Establish Expectations for Interaction from the Start
Write a page, or post a link to a page, on “netiquette”: that is, online etiquette. Much has been written on the topic; you may also establish your own class ground rules involving not engaging in ad hominem, or personal, attacks, to listen to peers carefully in live chat, to respond thoughtfully to other’s posts, and so forth.
Be a Role Model of Courtesy and Hard Work
Model the courtesy you expect in your students. Respond to questions promptly. Post something every day—an assignment, reading, responds to discussion threads, grade work, etc. Post responses to students’ posts and discussion topics. Encourage others to do so by advancing the discussion through your position, reflections, and asking questions of students who aren’t participating.
Teach Technical Skills
As much as possible and as needed, help students develop the technical skill and understanding they will need in your class online. Post general directions for accessing documents, for web searching a topic, for cutting and pasting links you may provide, for who to contact with more serious concerns, and so forth.
“Tell Them What You’re Going to Tell Them; Tell Them, and Then Tell Them That You Told Them”: Basic Communication Concept
Be as repetitive as necessary. Post schedules, expectations, and assignments around the site: on the home page, on the announcement page, on the syllabus, on the page for submission of work, etc. Email students your announcements as well. If they hear and see directions many times, students are more likely to understand and less likely to forget—or at any rate, have less of a claim that the directions were not there or were not clear.
Make Yourself Available
Many online instructors establish “office hours,” in which they wait in the class chat room for students to come in and ask questions or discuss course issues. Establish online office hours at a variety of times each week so that everyone has a chance to attend. Also post a phone number you can be reached at as necessary.

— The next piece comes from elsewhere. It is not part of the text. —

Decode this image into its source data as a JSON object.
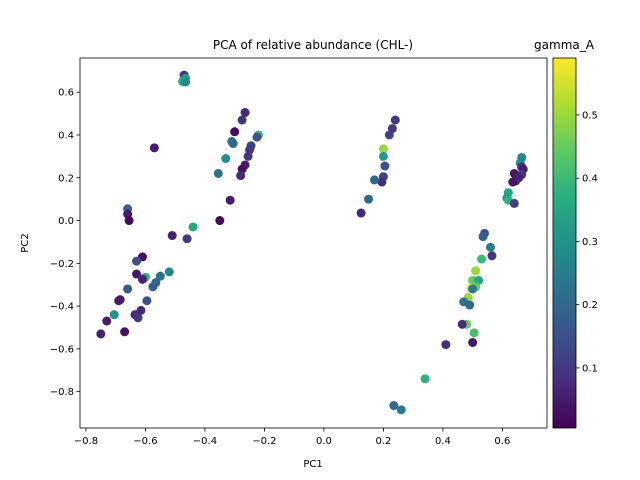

Take Advantage of the Benefits of Online Instruction; Don’t Treat It as a Disadvantage
Finally, remember research has revealed that online instruction has a number of pedagogical advantages over the traditional. Provide links to valuable readings in the field. Schedule a variety of online live chat at different times. Set up discussion threads so that students in class who may be all over the globe can dialogue according to their schedule. More introverted students, who need more time to put together a thoughtful response, actually do better in online discussion. Write and post your own original material related to the content. You may also establish on the course site a thread or threads where students can ask questions or post concerns.

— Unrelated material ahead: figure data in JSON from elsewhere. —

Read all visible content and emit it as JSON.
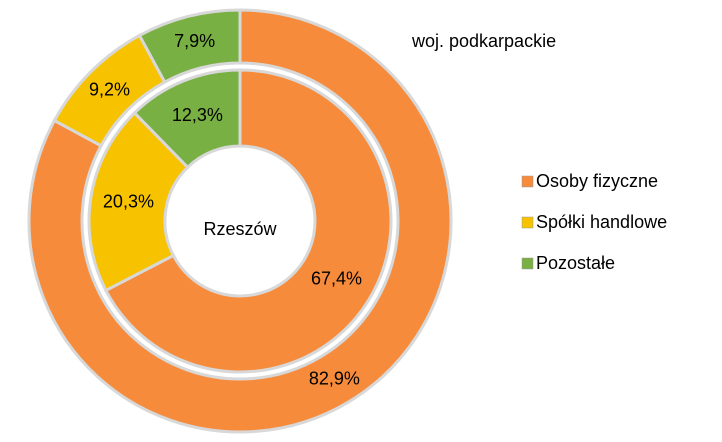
{
  "chart_data": {
    "type": "doughnut",
    "categories": [
      "Osoby fizyczne",
      "Spółki handlowe",
      "Pozostałe"
    ],
    "colors": [
      "#f68b3c",
      "#f7c300",
      "#78b043"
    ],
    "series": [
      {
        "name": "woj. podkarpackie",
        "values": [
          82.9,
          9.2,
          7.9
        ],
        "value_labels": [
          "82,9%",
          "9,2%",
          "7,9%"
        ]
      },
      {
        "name": "Rzeszów",
        "values": [
          67.4,
          20.3,
          12.3
        ],
        "value_labels": [
          "67,4%",
          "20,3%",
          "12,3%"
        ]
      }
    ],
    "legend": "right"
  }
}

No one said teaching online would be easy. Or actually it has been said as it has been said, incorrectly, that taking an online class is easier than onsite. However, because of reduced context and difficulties in navigation, it can be twice as hard as a traditional onsite class. But by maintaining a consistent presence in class and providing instruction in computer skills and online etiquette as well as online content, the disadvantages can be turned into advantages.